Marie Grice Young was born on January 5, 1876, the daughter of Samuel Grice Young and Margaret (Madge) Wilson Young.[1][2] She belonged to a political upper-class family in Washington, and was the niece-in-law of Alexander Robey Shepherd, who had married her aunt, Mary Grice Young.[3] The Young Family was originally from Virginia.[4][5]
In 1897 she studied music under John Porter Lawrence.[6] In 1904 she toured with a musical reading, "Enoch Arden", Young at the piano and Helen Weil reading the poem.[7] The Young family was very involved in music. Young's brother, Wilson Young, was himself involved as his wife was a known soprano in New York, and his daughter Hildreth Young also eventually became a singer.[2][8] Young herself also sang as soprano occasionally at their local St. Matthew's Catholic Church.[9]
In the middle of the decade of the 1900s, Young was a piano teacher who numbered among her pupils Ethel Roosevelt, Archibald Roosevelt, and Quentin Roosevelt, the children of President Theodore Roosevelt.[5][10][11][12][13] Her extensive involvement with the Roosevelt family allowed her in 1907 to provide information regarding management of their household.[14] She remained in the Washington, D.C. area until around 1911.[15]

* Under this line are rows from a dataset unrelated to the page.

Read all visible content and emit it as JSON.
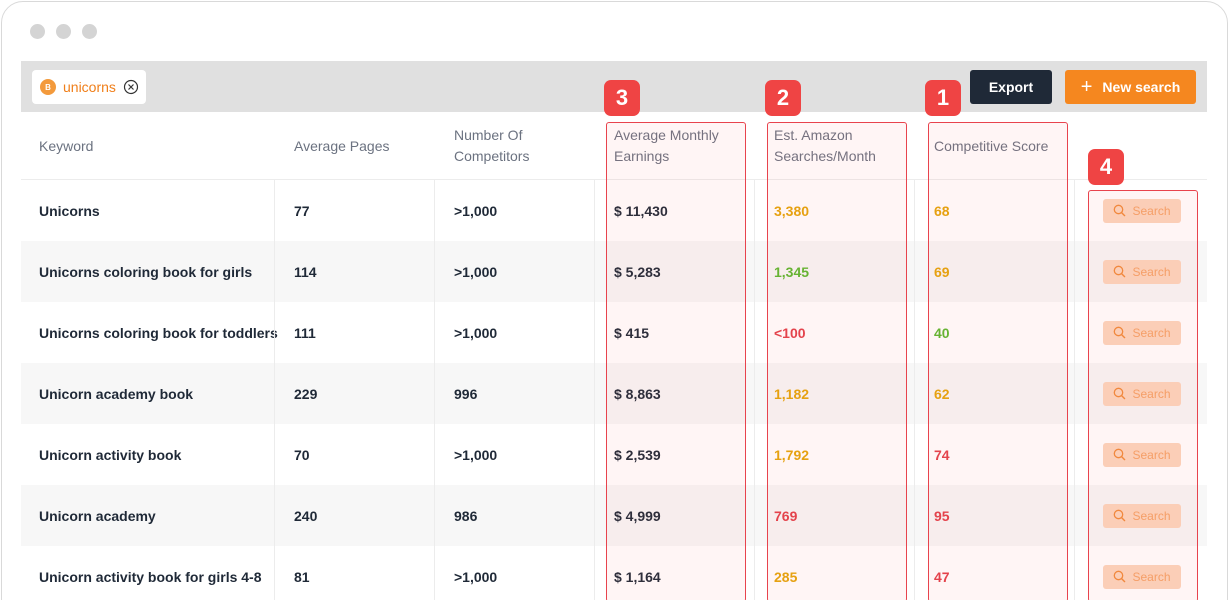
{
  "filter_chip": {
    "badge": "B",
    "label": "unicorns"
  },
  "toolbar": {
    "export_label": "Export",
    "new_search_label": "New search"
  },
  "columns": {
    "keyword": "Keyword",
    "average_pages": "Average Pages",
    "competitors_1": "Number Of",
    "competitors_2": "Competitors",
    "earnings_1": "Average Monthly",
    "earnings_2": "Earnings",
    "searches_1": "Est. Amazon",
    "searches_2": "Searches/Month",
    "score": "Competitive Score"
  },
  "colors": {
    "yellow": "#e5a50a",
    "green": "#5cb82f",
    "red": "#e2404a",
    "accent": "#f5871f"
  },
  "rows": [
    {
      "keyword": "Unicorns",
      "pages": "77",
      "competitors": ">1,000",
      "earnings": "$ 11,430",
      "searches": "3,380",
      "searches_color": "#e5a50a",
      "score": "68",
      "score_color": "#e5a50a",
      "action": "Search"
    },
    {
      "keyword": "Unicorns coloring book for girls",
      "pages": "114",
      "competitors": ">1,000",
      "earnings": "$ 5,283",
      "searches": "1,345",
      "searches_color": "#5cb82f",
      "score": "69",
      "score_color": "#e5a50a",
      "action": "Search"
    },
    {
      "keyword": "Unicorns coloring book for  toddlers",
      "pages": "111",
      "competitors": ">1,000",
      "earnings": "$ 415",
      "searches": "<100",
      "searches_color": "#e2404a",
      "score": "40",
      "score_color": "#5cb82f",
      "action": "Search"
    },
    {
      "keyword": "Unicorn academy book",
      "pages": "229",
      "competitors": "996",
      "earnings": "$ 8,863",
      "searches": "1,182",
      "searches_color": "#e5a50a",
      "score": "62",
      "score_color": "#e5a50a",
      "action": "Search"
    },
    {
      "keyword": "Unicorn activity book",
      "pages": "70",
      "competitors": ">1,000",
      "earnings": "$ 2,539",
      "searches": "1,792",
      "searches_color": "#e5a50a",
      "score": "74",
      "score_color": "#e2404a",
      "action": "Search"
    },
    {
      "keyword": "Unicorn academy",
      "pages": "240",
      "competitors": "986",
      "earnings": "$ 4,999",
      "searches": "769",
      "searches_color": "#e2404a",
      "score": "95",
      "score_color": "#e2404a",
      "action": "Search"
    },
    {
      "keyword": "Unicorn activity book for girls 4-8",
      "pages": "81",
      "competitors": ">1,000",
      "earnings": "$ 1,164",
      "searches": "285",
      "searches_color": "#e5a50a",
      "score": "47",
      "score_color": "#e2404a",
      "action": "Search"
    }
  ],
  "callouts": {
    "score": "1",
    "searches": "2",
    "earnings": "3",
    "action": "4"
  }
}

For a long time she shared her house with Ella Holmes White;[10][16] already in 1911 there are reports of the two of them travelling together by car in France.[17] Young was a close personal friend of Thomas Nelson Page and his wife, Florence Lathrop Field.[1]

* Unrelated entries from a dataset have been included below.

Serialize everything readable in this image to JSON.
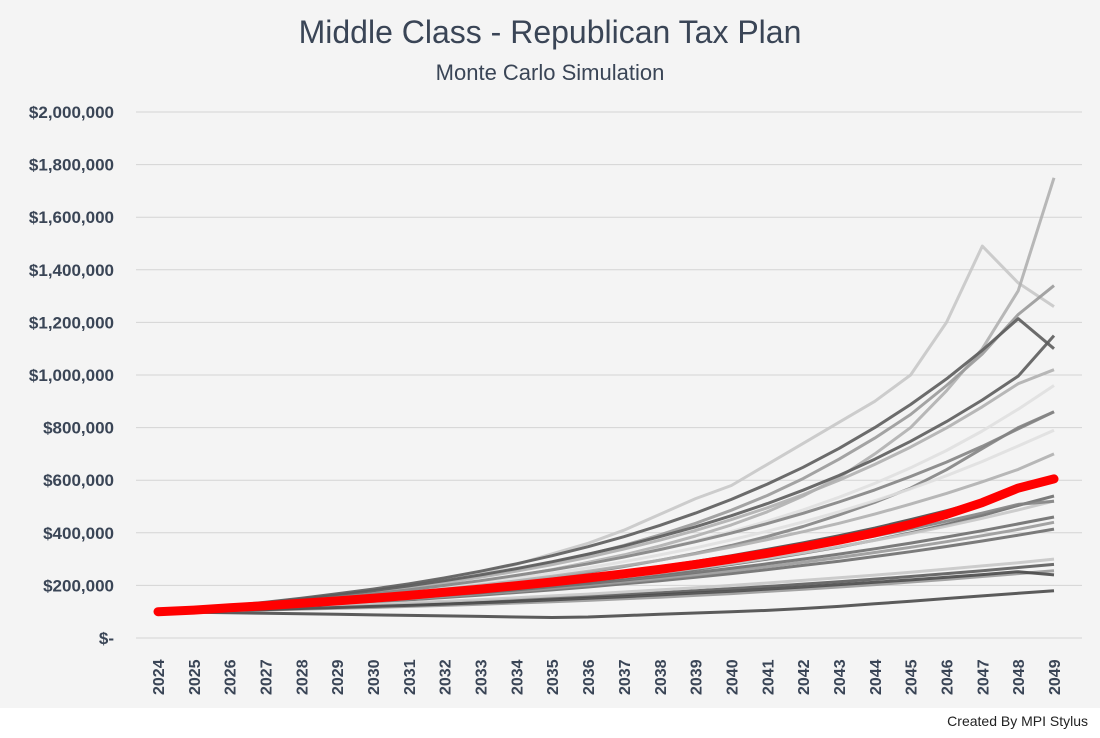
{
  "chart_data": {
    "type": "line",
    "title": "Middle Class - Republican Tax Plan",
    "subtitle": "Monte Carlo Simulation",
    "credit": "Created By MPI Stylus",
    "x": [
      2024,
      2025,
      2026,
      2027,
      2028,
      2029,
      2030,
      2031,
      2032,
      2033,
      2034,
      2035,
      2036,
      2037,
      2038,
      2039,
      2040,
      2041,
      2042,
      2043,
      2044,
      2045,
      2046,
      2047,
      2048,
      2049
    ],
    "ylim": [
      0,
      2000000
    ],
    "yticks": [
      0,
      200000,
      400000,
      600000,
      800000,
      1000000,
      1200000,
      1400000,
      1600000,
      1800000,
      2000000
    ],
    "ytick_labels": [
      "$-",
      "$200,000",
      "$400,000",
      "$600,000",
      "$800,000",
      "$1,000,000",
      "$1,200,000",
      "$1,400,000",
      "$1,600,000",
      "$1,800,000",
      "$2,000,000"
    ],
    "grid": true,
    "highlight_color": "#ff0000",
    "simulation_colors": [
      "#e0e0e0",
      "#c8c8c8",
      "#b0b0b0",
      "#9a9a9a",
      "#848484",
      "#6e6e6e",
      "#5c5c5c",
      "#4a4a4a"
    ],
    "series": [
      {
        "values": [
          100000,
          106000,
          115000,
          123000,
          132000,
          141000,
          151000,
          162000,
          174000,
          186000,
          199000,
          213000,
          228000,
          244000,
          261000,
          280000,
          300000,
          322000,
          346000,
          372000,
          400000,
          432000,
          470000,
          515000,
          570000,
          605000
        ]
      },
      {
        "values": [
          100000,
          110000,
          124000,
          135000,
          150000,
          165000,
          180000,
          200000,
          225000,
          250000,
          280000,
          320000,
          360000,
          410000,
          470000,
          530000,
          580000,
          660000,
          740000,
          820000,
          900000,
          1000000,
          1200000,
          1490000,
          1350000,
          1260000
        ]
      },
      {
        "values": [
          100000,
          104000,
          116000,
          126000,
          137000,
          150000,
          163000,
          178000,
          196000,
          214000,
          236000,
          260000,
          288000,
          316000,
          350000,
          388000,
          430000,
          480000,
          540000,
          610000,
          700000,
          800000,
          940000,
          1100000,
          1320000,
          1750000
        ]
      },
      {
        "values": [
          100000,
          108000,
          120000,
          132000,
          146000,
          160000,
          176000,
          194000,
          214000,
          236000,
          260000,
          288000,
          318000,
          352000,
          392000,
          436000,
          486000,
          542000,
          606000,
          680000,
          760000,
          850000,
          960000,
          1080000,
          1230000,
          1340000
        ]
      },
      {
        "values": [
          100000,
          105000,
          114000,
          123000,
          133000,
          143000,
          154000,
          167000,
          181000,
          196000,
          212000,
          230000,
          250000,
          272000,
          296000,
          322000,
          352000,
          386000,
          424000,
          468000,
          516000,
          570000,
          640000,
          720000,
          800000,
          860000
        ]
      },
      {
        "values": [
          100000,
          103000,
          110000,
          117000,
          125000,
          133000,
          142000,
          152000,
          162000,
          173000,
          185000,
          198000,
          212000,
          227000,
          243000,
          260000,
          280000,
          300000,
          322000,
          346000,
          372000,
          400000,
          432000,
          466000,
          504000,
          540000
        ]
      },
      {
        "values": [
          100000,
          102000,
          106000,
          110000,
          115000,
          119000,
          124000,
          129000,
          134000,
          140000,
          146000,
          152000,
          158000,
          165000,
          172000,
          180000,
          188000,
          196000,
          205000,
          214000,
          224000,
          234000,
          245000,
          256000,
          268000,
          280000
        ]
      },
      {
        "values": [
          100000,
          98000,
          96000,
          94000,
          92000,
          90000,
          88000,
          86000,
          84000,
          82000,
          80000,
          78000,
          80000,
          85000,
          90000,
          95000,
          100000,
          105000,
          112000,
          120000,
          130000,
          140000,
          150000,
          160000,
          170000,
          180000
        ]
      },
      {
        "values": [
          100000,
          106000,
          117000,
          128000,
          140000,
          153000,
          167000,
          182000,
          199000,
          217000,
          237000,
          259000,
          283000,
          309000,
          338000,
          370000,
          405000,
          444000,
          487000,
          535000,
          588000,
          647000,
          713000,
          787000,
          870000,
          960000
        ]
      },
      {
        "values": [
          100000,
          104000,
          112000,
          120000,
          128000,
          137000,
          146000,
          156000,
          167000,
          178000,
          190000,
          203000,
          217000,
          232000,
          248000,
          265000,
          283000,
          303000,
          324000,
          347000,
          371000,
          397000,
          425000,
          455000,
          487000,
          521000
        ]
      },
      {
        "values": [
          100000,
          107000,
          119000,
          131000,
          144000,
          158000,
          174000,
          191000,
          210000,
          231000,
          254000,
          279000,
          307000,
          338000,
          372000,
          409000,
          450000,
          495000,
          545000,
          600000,
          660000,
          726000,
          799000,
          879000,
          967000,
          1020000
        ]
      },
      {
        "values": [
          100000,
          101000,
          104000,
          107000,
          110000,
          113000,
          116000,
          120000,
          124000,
          128000,
          133000,
          138000,
          143000,
          149000,
          155000,
          162000,
          169000,
          177000,
          185000,
          194000,
          203000,
          213000,
          223000,
          234000,
          245000,
          256000
        ]
      },
      {
        "values": [
          100000,
          105000,
          113000,
          122000,
          131000,
          140000,
          150000,
          161000,
          172000,
          184000,
          197000,
          211000,
          226000,
          242000,
          259000,
          277000,
          296000,
          317000,
          339000,
          363000,
          388000,
          415000,
          444000,
          475000,
          508000,
          520000
        ]
      },
      {
        "values": [
          100000,
          103000,
          109000,
          115000,
          122000,
          129000,
          137000,
          145000,
          154000,
          163000,
          173000,
          183000,
          194000,
          206000,
          218000,
          231000,
          245000,
          260000,
          276000,
          292000,
          310000,
          328000,
          348000,
          369000,
          391000,
          414000
        ]
      },
      {
        "values": [
          100000,
          108000,
          121000,
          134000,
          148000,
          163000,
          180000,
          198000,
          218000,
          240000,
          264000,
          290000,
          319000,
          350000,
          385000,
          423000,
          465000,
          511000,
          562000,
          618000,
          680000,
          748000,
          823000,
          905000,
          996000,
          1150000
        ]
      },
      {
        "values": [
          100000,
          104000,
          113000,
          121000,
          130000,
          140000,
          151000,
          162000,
          175000,
          188000,
          202000,
          218000,
          234000,
          252000,
          271000,
          291000,
          313000,
          337000,
          362000,
          389000,
          418000,
          450000,
          484000,
          520000,
          559000,
          600000
        ]
      },
      {
        "values": [
          100000,
          106000,
          116000,
          126000,
          137000,
          149000,
          162000,
          176000,
          191000,
          208000,
          226000,
          246000,
          267000,
          290000,
          316000,
          343000,
          373000,
          406000,
          441000,
          480000,
          522000,
          567000,
          617000,
          671000,
          730000,
          790000
        ]
      },
      {
        "values": [
          100000,
          102000,
          107000,
          112000,
          117000,
          122000,
          128000,
          134000,
          140000,
          146000,
          153000,
          160000,
          167000,
          175000,
          183000,
          191000,
          200000,
          209000,
          219000,
          229000,
          239000,
          250000,
          262000,
          274000,
          286000,
          300000
        ]
      },
      {
        "values": [
          100000,
          105000,
          115000,
          125000,
          136000,
          147000,
          159000,
          172000,
          186000,
          201000,
          217000,
          235000,
          254000,
          274000,
          296000,
          320000,
          346000,
          374000,
          404000,
          436000,
          471000,
          509000,
          550000,
          594000,
          641000,
          700000
        ]
      },
      {
        "values": [
          100000,
          103000,
          110000,
          117000,
          124000,
          132000,
          140000,
          149000,
          158000,
          168000,
          178000,
          189000,
          201000,
          213000,
          226000,
          240000,
          255000,
          271000,
          288000,
          306000,
          325000,
          345000,
          366000,
          389000,
          413000,
          440000
        ]
      },
      {
        "values": [
          100000,
          107000,
          118000,
          129000,
          141000,
          154000,
          168000,
          183000,
          200000,
          218000,
          238000,
          259000,
          282000,
          308000,
          336000,
          366000,
          399000,
          435000,
          474000,
          517000,
          563000,
          614000,
          669000,
          729000,
          795000,
          860000
        ]
      },
      {
        "values": [
          100000,
          104000,
          111000,
          118000,
          126000,
          134000,
          143000,
          152000,
          162000,
          172000,
          183000,
          195000,
          207000,
          220000,
          234000,
          249000,
          265000,
          282000,
          300000,
          319000,
          339000,
          361000,
          384000,
          408000,
          434000,
          460000
        ]
      },
      {
        "values": [
          100000,
          109000,
          122000,
          136000,
          151000,
          168000,
          186000,
          206000,
          229000,
          254000,
          282000,
          313000,
          347000,
          385000,
          428000,
          475000,
          527000,
          585000,
          649000,
          721000,
          800000,
          888000,
          985000,
          1094000,
          1214000,
          1100000
        ]
      },
      {
        "values": [
          100000,
          102000,
          105000,
          108000,
          112000,
          116000,
          120000,
          124000,
          129000,
          134000,
          139000,
          145000,
          151000,
          157000,
          164000,
          171000,
          178000,
          186000,
          194000,
          203000,
          212000,
          221000,
          231000,
          241000,
          252000,
          240000
        ]
      }
    ]
  }
}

Marie Grice Young boarded the Titanic at Cherbourg with White, traveling in first class.[18] They also brought along some exotic French-bred chickens, intending to keep them at their New York country home.[19] She was the last woman passenger from first class to leave the Titanic.[20] She was covered by The Washington Post as one of the several women on the lifeboats that took charge to ensure more lives were saved by taking more passengers from the waters into the lifeboats.[21]

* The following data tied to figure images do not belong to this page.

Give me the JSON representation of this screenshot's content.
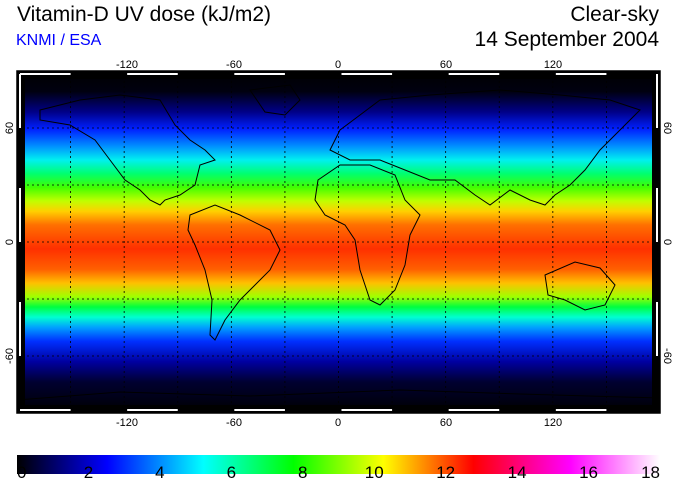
{
  "header": {
    "title": "Vitamin-D UV dose (kJ/m2)",
    "credit": "KNMI / ESA",
    "condition": "Clear-sky",
    "date": "14 September 2004"
  },
  "map": {
    "lon_labels": [
      "-120",
      "-60",
      "0",
      "60",
      "120"
    ],
    "lat_labels": [
      "60",
      "0",
      "-60"
    ]
  },
  "colorbar": {
    "ticks": [
      "0",
      "2",
      "4",
      "6",
      "8",
      "10",
      "12",
      "14",
      "16",
      "18"
    ],
    "colors": [
      "#000000",
      "#0000ff",
      "#00ffff",
      "#00ff00",
      "#ffff00",
      "#ff0000",
      "#ff00ff",
      "#ffffff"
    ]
  }
}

Historian Jonathan Ned Katz suggested that she was intimately related to her travel partner Ella Holmes White, making her an LGBT passenger aboard Titanic.[22]
Plaza Hotel, NYC
When White died in 1942, she was living at the Plaza Hotel in Manhattan with Young. White's will bequeathed to Young "personal effects and life estate in a trust to yield $250 per month for life" ($3,744 in 2017 dollars).[23] Young died on July 27, 1959.[10]